Royal de Luxe est une troupe qui fait circuler dans la ville des marionnettes géantes. Cela fut, par exemple, un géant, une grand-mère, une jeune fille… Cela à Liverpool, à Genève, à Nantes et dans de nombreux endroits d’Europe et d’ailleurs. En août 2023, date de ma visite, ce fut deux grands chiens à Anvers.

Sur le spectacle, je retiens une chose : l’incroyable émotion que suscitent certains moments avec ces marionnettes. Émotion difficilement compréhensible quand on regarde une photo ou même une vidéo. Le parti pris du créateur de la troupe et metteur en scène, Jean-Luc Courcoult, est de n’utiliser aucune automatisation pour faire bouger les pattes, la queue, les yeux, les oreilles, etc., mais des opérateurs humains, environ une quinzaine par géant. Sans doute est-ce ce qui donne ce je-ne-sais-quoi de vivant et presque humain à ces créatures.
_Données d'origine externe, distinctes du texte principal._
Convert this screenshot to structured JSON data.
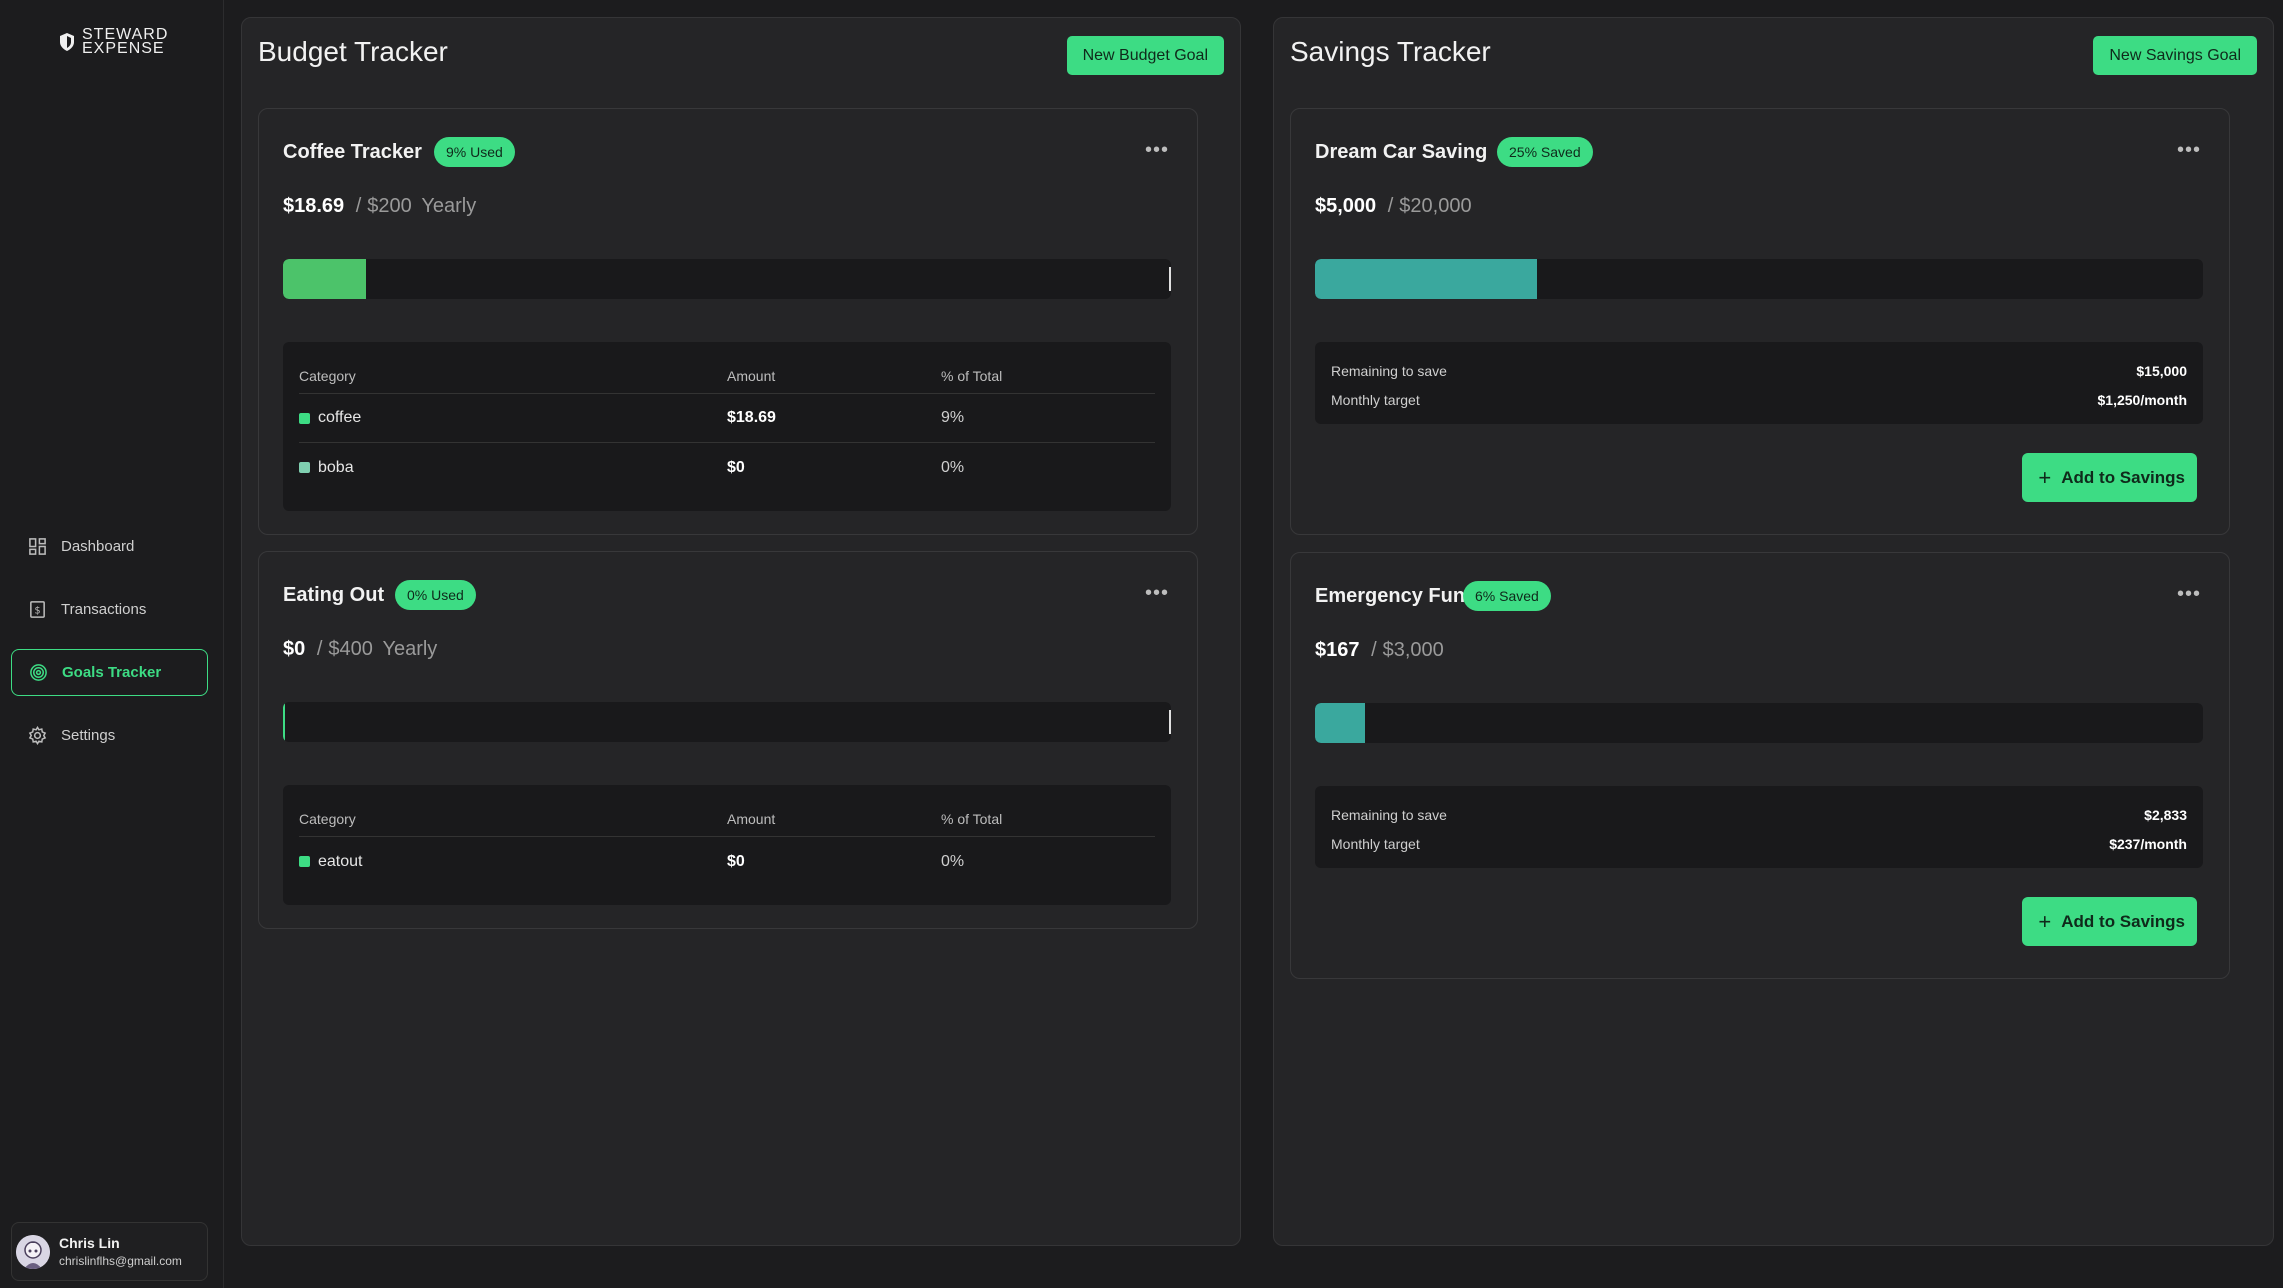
{
  "app": {
    "logo_line1": "STEWARD",
    "logo_line2": "EXPENSE"
  },
  "sidebar": {
    "items": [
      {
        "label": "Dashboard",
        "icon": "dashboard-icon"
      },
      {
        "label": "Transactions",
        "icon": "receipt-icon"
      },
      {
        "label": "Goals Tracker",
        "icon": "target-icon",
        "active": true
      },
      {
        "label": "Settings",
        "icon": "gear-icon"
      }
    ],
    "user": {
      "name": "Chris Lin",
      "email": "chrislinflhs@gmail.com"
    }
  },
  "colors": {
    "accent": "#3ddc84",
    "budget_fill": "#4cc36a",
    "savings_fill": "#3aa89e",
    "coffee_dot": "#3ddc84",
    "boba_dot": "#7fcfb0"
  },
  "budget": {
    "title": "Budget Tracker",
    "new_button": "New Budget Goal",
    "table_headers": {
      "category": "Category",
      "amount": "Amount",
      "percent": "% of Total"
    },
    "cards": [
      {
        "title": "Coffee Tracker",
        "badge": "9% Used",
        "current": "$18.69",
        "separator": "/",
        "limit": "$200",
        "period": "Yearly",
        "progress": 0.0935,
        "rows": [
          {
            "category": "coffee",
            "amount": "$18.69",
            "percent": "9%"
          },
          {
            "category": "boba",
            "amount": "$0",
            "percent": "0%"
          }
        ]
      },
      {
        "title": "Eating Out",
        "badge": "0% Used",
        "current": "$0",
        "separator": "/",
        "limit": "$400",
        "period": "Yearly",
        "progress": 0,
        "rows": [
          {
            "category": "eatout",
            "amount": "$0",
            "percent": "0%"
          }
        ]
      }
    ]
  },
  "savings": {
    "title": "Savings Tracker",
    "new_button": "New Savings Goal",
    "add_label": "Add to Savings",
    "remaining_label": "Remaining to save",
    "monthly_label": "Monthly target",
    "cards": [
      {
        "title": "Dream Car Saving",
        "badge": "25% Saved",
        "current": "$5,000",
        "separator": "/",
        "target": "$20,000",
        "progress": 0.25,
        "remaining": "$15,000",
        "monthly": "$1,250/month"
      },
      {
        "title": "Emergency Fund",
        "badge": "6% Saved",
        "current": "$167",
        "separator": "/",
        "target": "$3,000",
        "progress": 0.056,
        "remaining": "$2,833",
        "monthly": "$237/month"
      }
    ]
  }
}
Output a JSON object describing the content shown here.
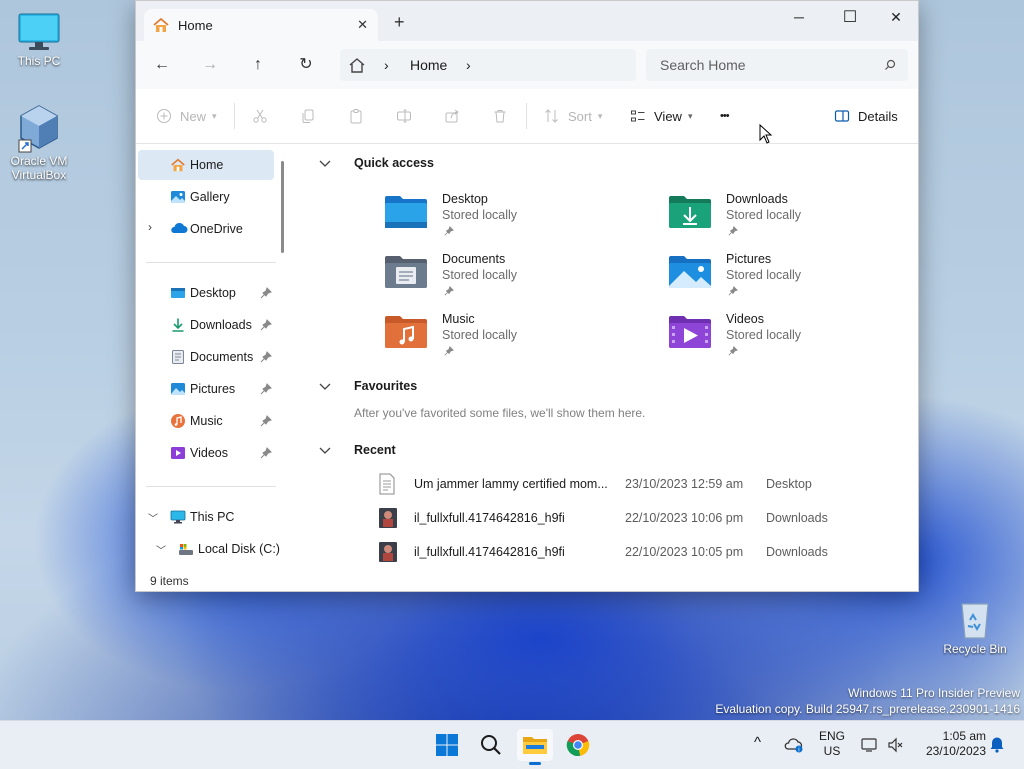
{
  "desktop": {
    "icons": [
      {
        "label": "This PC"
      },
      {
        "label": "Oracle VM VirtualBox"
      },
      {
        "label": "Recycle Bin"
      }
    ],
    "watermark": {
      "line1": "Windows 11 Pro Insider Preview",
      "line2": "Evaluation copy. Build 25947.rs_prerelease.230901-1416"
    }
  },
  "window": {
    "tab": {
      "title": "Home",
      "close": "✕"
    },
    "new_tab": "+",
    "controls": {
      "minimize": "─",
      "maximize": "☐",
      "close": "✕"
    },
    "nav": {
      "back": "←",
      "forward": "→",
      "up": "↑",
      "refresh": "↻"
    },
    "breadcrumb": {
      "home_icon": "home-icon",
      "separator": "›",
      "current": "Home"
    },
    "search": {
      "placeholder": "Search Home"
    },
    "toolbar": {
      "new": "New",
      "sort": "Sort",
      "view": "View",
      "more": "•••",
      "details": "Details"
    },
    "sidebar": {
      "top": [
        {
          "label": "Home",
          "icon": "home-icon",
          "selected": true
        },
        {
          "label": "Gallery",
          "icon": "gallery-icon"
        },
        {
          "label": "OneDrive",
          "icon": "cloud-icon"
        }
      ],
      "pinned": [
        {
          "label": "Desktop",
          "icon": "desktop-folder-icon"
        },
        {
          "label": "Downloads",
          "icon": "download-icon"
        },
        {
          "label": "Documents",
          "icon": "document-icon"
        },
        {
          "label": "Pictures",
          "icon": "pictures-icon"
        },
        {
          "label": "Music",
          "icon": "music-icon"
        },
        {
          "label": "Videos",
          "icon": "videos-icon"
        }
      ],
      "this_pc": "This PC",
      "local_disk": "Local Disk (C:)"
    },
    "quick_access": {
      "heading": "Quick access",
      "items": [
        {
          "name": "Desktop",
          "sub": "Stored locally",
          "color": "#1a86d9"
        },
        {
          "name": "Downloads",
          "sub": "Stored locally",
          "color": "#1aa37a"
        },
        {
          "name": "Documents",
          "sub": "Stored locally",
          "color": "#6d7b8f"
        },
        {
          "name": "Pictures",
          "sub": "Stored locally",
          "color": "#1e8fe0"
        },
        {
          "name": "Music",
          "sub": "Stored locally",
          "color": "#e2703a"
        },
        {
          "name": "Videos",
          "sub": "Stored locally",
          "color": "#8e44d6"
        }
      ]
    },
    "favourites": {
      "heading": "Favourites",
      "message": "After you've favorited some files, we'll show them here."
    },
    "recent": {
      "heading": "Recent",
      "items": [
        {
          "name": "Um jammer lammy certified mom...",
          "date": "23/10/2023 12:59 am",
          "location": "Desktop",
          "icon": "text-file-icon"
        },
        {
          "name": "il_fullxfull.4174642816_h9fi",
          "date": "22/10/2023 10:06 pm",
          "location": "Downloads",
          "icon": "image-file-icon"
        },
        {
          "name": "il_fullxfull.4174642816_h9fi",
          "date": "22/10/2023 10:05 pm",
          "location": "Downloads",
          "icon": "image-file-icon"
        }
      ]
    },
    "status": "9 items"
  },
  "taskbar": {
    "tray": {
      "lang_line1": "ENG",
      "lang_line2": "US",
      "time": "1:05 am",
      "date": "23/10/2023",
      "chevron": "^"
    }
  }
}
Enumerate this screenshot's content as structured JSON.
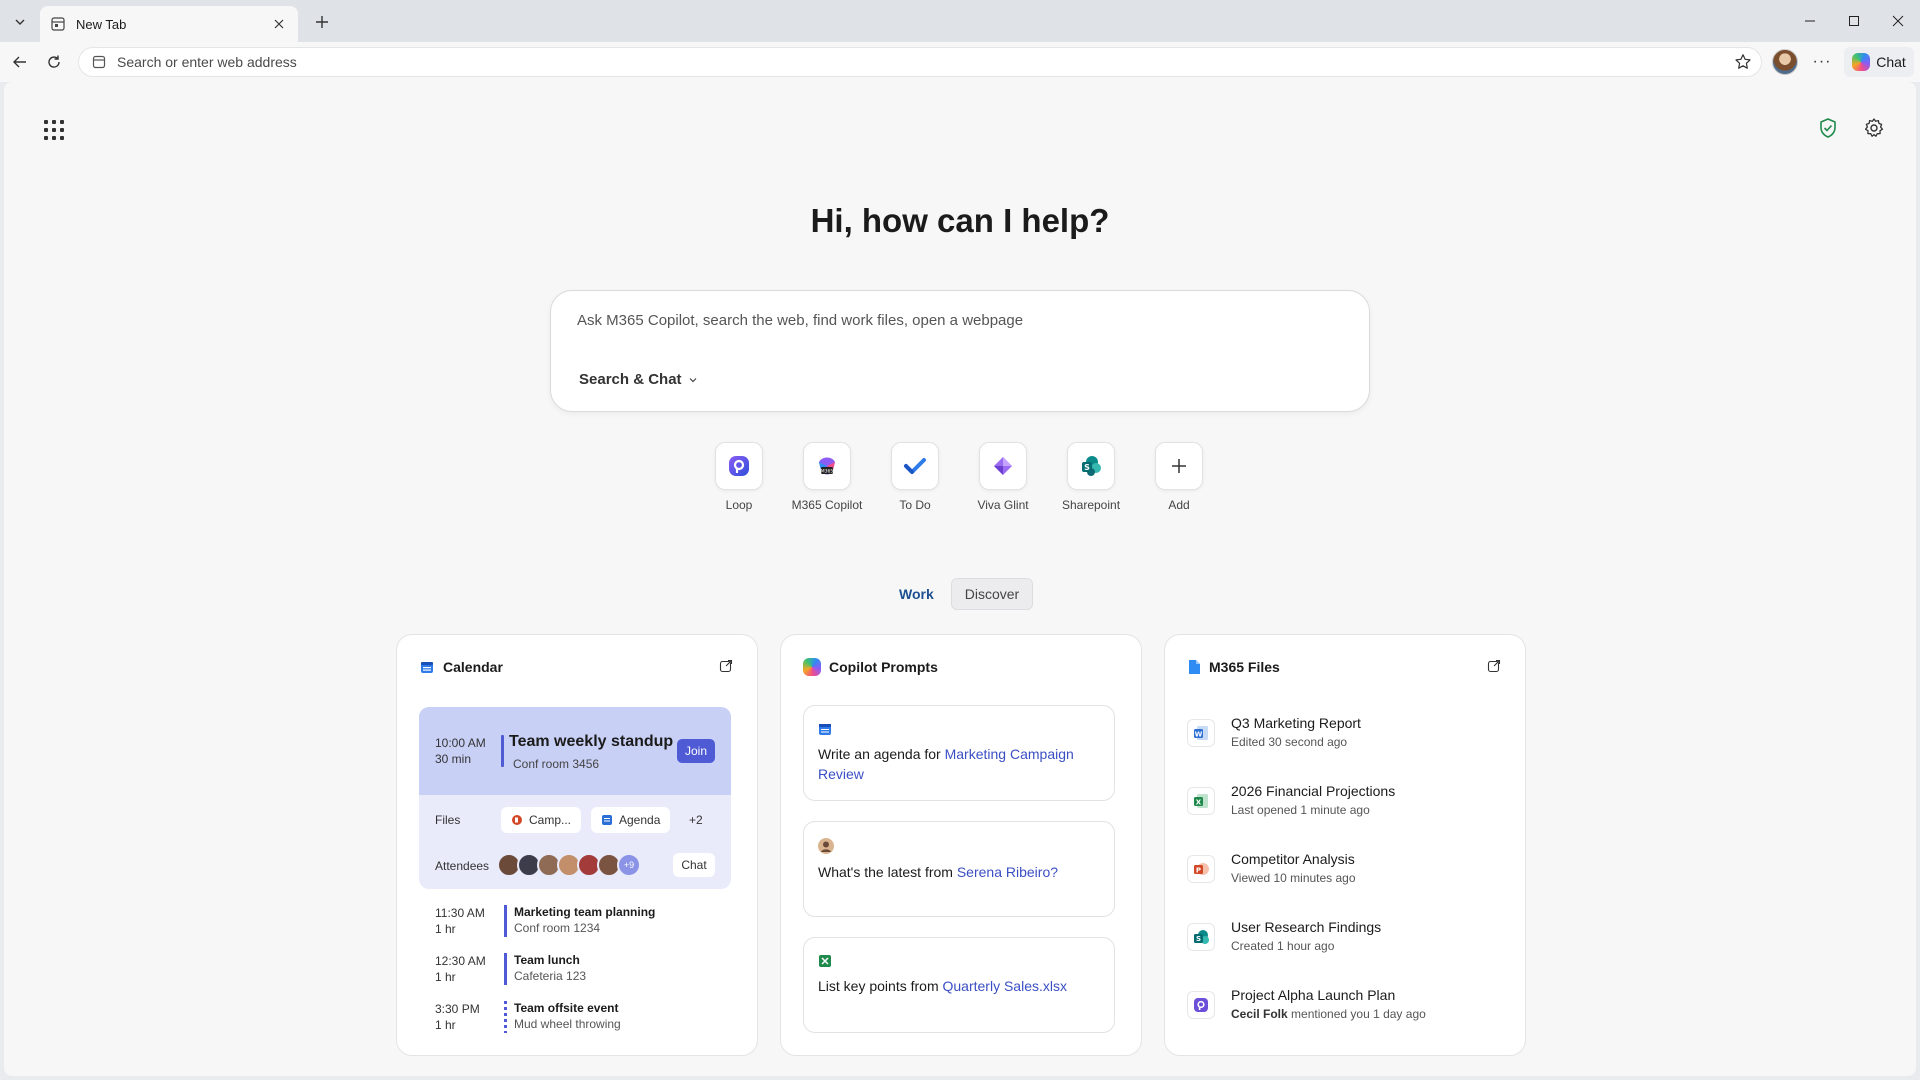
{
  "browser": {
    "tab_title": "New Tab",
    "address_placeholder": "Search or enter web address",
    "chat_label": "Chat",
    "more_label": "···"
  },
  "hero": {
    "greeting": "Hi, how can I help?",
    "search_placeholder": "Ask M365 Copilot, search the web, find work files, open a webpage",
    "mode_label": "Search & Chat"
  },
  "apps": [
    {
      "label": "Loop",
      "icon": "loop-icon"
    },
    {
      "label": "M365 Copilot",
      "icon": "m365-copilot-icon"
    },
    {
      "label": "To Do",
      "icon": "todo-icon"
    },
    {
      "label": "Viva Glint",
      "icon": "viva-glint-icon"
    },
    {
      "label": "Sharepoint",
      "icon": "sharepoint-icon"
    },
    {
      "label": "Add",
      "icon": "plus-icon"
    }
  ],
  "feed_tabs": {
    "work": "Work",
    "discover": "Discover"
  },
  "calendar": {
    "title": "Calendar",
    "main_event": {
      "time": "10:00 AM",
      "duration": "30 min",
      "title": "Team weekly standup",
      "location": "Conf room 3456",
      "join_label": "Join",
      "files_label": "Files",
      "file1": "Camp...",
      "file2": "Agenda",
      "more_files": "+2",
      "attendees_label": "Attendees",
      "more_attendees": "+9",
      "chat_label": "Chat"
    },
    "events": [
      {
        "time": "11:30 AM",
        "duration": "1 hr",
        "name": "Marketing team planning",
        "location": "Conf room 1234"
      },
      {
        "time": "12:30 AM",
        "duration": "1 hr",
        "name": "Team lunch",
        "location": "Cafeteria 123"
      },
      {
        "time": "3:30 PM",
        "duration": "1 hr",
        "name": "Team offsite event",
        "location": "Mud wheel throwing"
      }
    ]
  },
  "prompts": {
    "title": "Copilot Prompts",
    "items": [
      {
        "prefix": "Write an agenda for ",
        "link": "Marketing Campaign Review",
        "suffix": ""
      },
      {
        "prefix": "What's the latest from ",
        "link": "Serena Ribeiro?",
        "suffix": ""
      },
      {
        "prefix": "List key points from ",
        "link": "Quarterly Sales.xlsx",
        "suffix": ""
      }
    ]
  },
  "files": {
    "title": "M365 Files",
    "items": [
      {
        "name": "Q3 Marketing Report",
        "meta": "Edited 30 second ago",
        "type": "word",
        "color": "#2b6fd6"
      },
      {
        "name": "2026 Financial Projections",
        "meta": "Last opened 1 minute ago",
        "type": "excel",
        "color": "#1f8a4c"
      },
      {
        "name": "Competitor Analysis",
        "meta": "Viewed 10 minutes ago",
        "type": "powerpoint",
        "color": "#d24726"
      },
      {
        "name": "User Research Findings",
        "meta": "Created 1 hour ago",
        "type": "sharepoint",
        "color": "#0b8a8a"
      },
      {
        "name": "Project Alpha Launch Plan",
        "meta_author": "Cecil Folk",
        "meta_rest": " mentioned you 1 day ago",
        "type": "loop",
        "color": "#6b4fd8"
      }
    ]
  },
  "colors": {
    "accent": "#4f5bd5",
    "link": "#3b4fc4",
    "work_tab": "#1d4f91"
  }
}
Nous avons croisé de nombreuses personnes qui suivent la troupe de ville en ville et ne manqueraient ses représentations pour rien au monde. Une femme, rencontrée sur le quai de la gare, nous a confié qu’elle était une habituée depuis trente ans et plusieurs, qu’ils avaient la mélancolie de ce moment passé dans leur ville, que la présence du géant, de la grand-mère leur manquait.

Faire circuler des géants, c’est-à-dire concrètement des sortes de camions grues de près de cinq mètres de haut pour les chiens, voire plus de dix mètres pour le géant, au milieu d’une foule de dizaines de milliers de personnes (un million de personnes déplacées à Liverpool !), suppose une logistique d’une grande complexité : La circulation, les rues barrées, la sécurité, les coupures d’électricité du tramway, sans compter le logement, les déplacements et la restauration d’une centaine de personnes qui composent l’équipe. Autant de contraintes, avec de multiples parties prenantes, engendrent de multiples conflits. Vu de l’intérieur, avec mon regard de profane, l’affaire ressemble à une sorte de chaos d’où l’on ne sait pas ce qui va en sortir. Parfois, j’ai pu penser que la représentation n’aurait pas lieu. Le public qui attend que le spectacle démarre depuis plusieurs heures, ne sait pas que, peut-être, ils auraient pu patienter en vain et il arrive que tout cela relève du miracle.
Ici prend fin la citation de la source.